Edward Snowden, a former NSA data analyst, leaked documents related to massive and pervasive illegal global surveillance programs run by the US National Security Agency (NSA) in conjunction with UK intelligence service GCHQ.
The CJFE is an organisation that “monitors, defends and reports on free expression and access to information in Canada and abroad.” The creation of the Snowden Archive is part of its remit to promote “free media as essential to a fair and open society” and the “free expression rights of all people”.
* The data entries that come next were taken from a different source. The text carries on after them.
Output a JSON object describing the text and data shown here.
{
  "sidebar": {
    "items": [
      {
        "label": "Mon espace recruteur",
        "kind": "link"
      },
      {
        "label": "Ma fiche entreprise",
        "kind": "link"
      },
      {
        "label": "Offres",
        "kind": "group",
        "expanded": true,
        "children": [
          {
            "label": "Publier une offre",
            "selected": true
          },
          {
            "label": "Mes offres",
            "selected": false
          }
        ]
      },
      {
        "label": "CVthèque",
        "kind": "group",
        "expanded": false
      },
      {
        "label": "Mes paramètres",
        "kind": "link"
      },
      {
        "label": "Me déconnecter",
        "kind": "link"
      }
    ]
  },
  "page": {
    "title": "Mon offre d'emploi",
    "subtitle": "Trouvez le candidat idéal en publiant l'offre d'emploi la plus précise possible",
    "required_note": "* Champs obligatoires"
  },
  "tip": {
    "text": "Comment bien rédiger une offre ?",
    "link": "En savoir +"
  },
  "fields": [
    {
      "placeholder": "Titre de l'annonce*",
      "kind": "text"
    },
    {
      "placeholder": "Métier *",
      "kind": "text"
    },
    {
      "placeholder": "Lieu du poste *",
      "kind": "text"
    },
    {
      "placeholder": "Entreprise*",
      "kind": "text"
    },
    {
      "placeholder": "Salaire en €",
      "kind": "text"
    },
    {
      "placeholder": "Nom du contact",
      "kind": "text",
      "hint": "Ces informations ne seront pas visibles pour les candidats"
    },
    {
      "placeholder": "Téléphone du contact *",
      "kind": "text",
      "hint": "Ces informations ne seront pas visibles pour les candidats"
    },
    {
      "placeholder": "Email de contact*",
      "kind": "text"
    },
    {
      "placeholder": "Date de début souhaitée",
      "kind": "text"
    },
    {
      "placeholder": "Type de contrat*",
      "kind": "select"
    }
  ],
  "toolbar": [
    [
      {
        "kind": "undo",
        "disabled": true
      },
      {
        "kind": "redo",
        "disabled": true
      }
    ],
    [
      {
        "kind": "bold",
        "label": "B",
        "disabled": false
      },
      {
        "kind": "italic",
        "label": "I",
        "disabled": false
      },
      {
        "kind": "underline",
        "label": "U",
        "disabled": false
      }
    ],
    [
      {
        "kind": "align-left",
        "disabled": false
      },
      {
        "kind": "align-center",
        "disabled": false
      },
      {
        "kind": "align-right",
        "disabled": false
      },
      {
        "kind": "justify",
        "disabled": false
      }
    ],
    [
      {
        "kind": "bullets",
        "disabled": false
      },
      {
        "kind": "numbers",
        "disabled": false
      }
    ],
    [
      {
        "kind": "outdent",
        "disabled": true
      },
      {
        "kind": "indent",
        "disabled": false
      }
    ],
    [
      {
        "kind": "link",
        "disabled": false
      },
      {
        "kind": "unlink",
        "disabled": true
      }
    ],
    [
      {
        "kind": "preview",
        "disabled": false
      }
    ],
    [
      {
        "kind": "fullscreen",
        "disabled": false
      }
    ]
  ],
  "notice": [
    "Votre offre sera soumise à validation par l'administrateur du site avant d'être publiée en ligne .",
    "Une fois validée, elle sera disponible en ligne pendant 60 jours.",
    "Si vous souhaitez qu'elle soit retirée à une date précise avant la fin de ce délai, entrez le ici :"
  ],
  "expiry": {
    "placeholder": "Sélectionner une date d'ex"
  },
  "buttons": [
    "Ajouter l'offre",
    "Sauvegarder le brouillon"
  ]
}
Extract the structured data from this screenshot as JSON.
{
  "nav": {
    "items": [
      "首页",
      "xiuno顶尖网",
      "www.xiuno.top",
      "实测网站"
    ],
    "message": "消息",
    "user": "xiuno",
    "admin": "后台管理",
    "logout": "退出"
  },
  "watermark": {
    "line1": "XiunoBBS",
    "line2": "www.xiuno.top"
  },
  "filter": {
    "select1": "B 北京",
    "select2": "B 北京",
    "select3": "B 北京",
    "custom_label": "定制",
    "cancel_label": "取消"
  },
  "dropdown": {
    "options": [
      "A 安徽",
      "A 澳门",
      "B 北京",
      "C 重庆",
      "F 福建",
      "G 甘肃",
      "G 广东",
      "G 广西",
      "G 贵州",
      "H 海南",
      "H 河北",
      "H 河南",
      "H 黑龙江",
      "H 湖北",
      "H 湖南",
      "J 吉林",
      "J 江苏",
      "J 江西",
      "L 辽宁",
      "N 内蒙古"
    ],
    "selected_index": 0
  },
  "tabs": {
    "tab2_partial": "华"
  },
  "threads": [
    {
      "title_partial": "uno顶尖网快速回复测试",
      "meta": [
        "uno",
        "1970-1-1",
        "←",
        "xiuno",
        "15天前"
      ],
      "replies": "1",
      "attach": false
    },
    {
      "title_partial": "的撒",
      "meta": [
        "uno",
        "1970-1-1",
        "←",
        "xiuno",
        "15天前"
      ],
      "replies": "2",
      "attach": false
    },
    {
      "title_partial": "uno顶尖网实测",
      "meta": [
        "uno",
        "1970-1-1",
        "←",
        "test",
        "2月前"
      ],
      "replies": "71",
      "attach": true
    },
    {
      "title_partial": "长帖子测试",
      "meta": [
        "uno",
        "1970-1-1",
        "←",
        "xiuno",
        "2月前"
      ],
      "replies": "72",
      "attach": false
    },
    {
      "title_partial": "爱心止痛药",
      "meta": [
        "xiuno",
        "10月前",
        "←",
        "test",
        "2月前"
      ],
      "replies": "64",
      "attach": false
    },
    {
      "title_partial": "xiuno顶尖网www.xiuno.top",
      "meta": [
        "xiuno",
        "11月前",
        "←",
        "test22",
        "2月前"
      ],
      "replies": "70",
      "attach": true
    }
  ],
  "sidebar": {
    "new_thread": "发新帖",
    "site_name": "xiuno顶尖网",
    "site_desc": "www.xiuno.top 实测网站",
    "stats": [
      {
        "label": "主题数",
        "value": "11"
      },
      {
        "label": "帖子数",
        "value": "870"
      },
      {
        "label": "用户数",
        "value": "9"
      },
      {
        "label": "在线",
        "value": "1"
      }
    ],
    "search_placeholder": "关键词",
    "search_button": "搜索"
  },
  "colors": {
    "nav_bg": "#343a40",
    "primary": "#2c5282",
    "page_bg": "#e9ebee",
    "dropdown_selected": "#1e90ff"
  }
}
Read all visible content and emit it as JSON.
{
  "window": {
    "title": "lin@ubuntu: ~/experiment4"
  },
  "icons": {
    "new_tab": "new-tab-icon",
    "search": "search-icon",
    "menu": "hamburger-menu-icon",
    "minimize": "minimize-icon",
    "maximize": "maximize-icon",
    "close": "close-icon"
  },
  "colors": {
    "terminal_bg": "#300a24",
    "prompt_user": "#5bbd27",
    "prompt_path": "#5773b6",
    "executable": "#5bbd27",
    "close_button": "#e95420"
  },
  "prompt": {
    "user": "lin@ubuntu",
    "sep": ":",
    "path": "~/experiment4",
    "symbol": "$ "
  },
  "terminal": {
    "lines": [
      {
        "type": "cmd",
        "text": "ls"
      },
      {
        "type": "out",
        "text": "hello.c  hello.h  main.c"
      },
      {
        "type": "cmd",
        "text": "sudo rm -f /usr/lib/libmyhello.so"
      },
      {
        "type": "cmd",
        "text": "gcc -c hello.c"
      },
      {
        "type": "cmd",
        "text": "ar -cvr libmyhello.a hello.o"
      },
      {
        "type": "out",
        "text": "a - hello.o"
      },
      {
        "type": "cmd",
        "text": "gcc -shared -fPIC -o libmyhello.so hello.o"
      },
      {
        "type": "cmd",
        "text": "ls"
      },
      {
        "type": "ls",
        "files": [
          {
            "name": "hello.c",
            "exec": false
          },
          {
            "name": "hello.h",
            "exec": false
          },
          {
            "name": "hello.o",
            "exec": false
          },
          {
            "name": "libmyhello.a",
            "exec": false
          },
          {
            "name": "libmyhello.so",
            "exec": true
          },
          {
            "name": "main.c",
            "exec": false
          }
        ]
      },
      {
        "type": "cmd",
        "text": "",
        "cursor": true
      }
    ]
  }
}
“We are extremely proud to launch the Snowden Archive as a tool for Canadians, and the world, to better understand the scope and scale of mass surveillance programs,” said CJFE Executive Director Tom Henheffer in a press release. “We believe this tool is just the start of many important stories to come, and hope this will help the public engage in conversation about government surveillance practices.”
The archive allows users to search by the following criteria:
- Agency that created the document in question;
- Journalist and media outlet that first broke the story from the document;
- Full text of the document;
- Keywords, surveillance program names and more.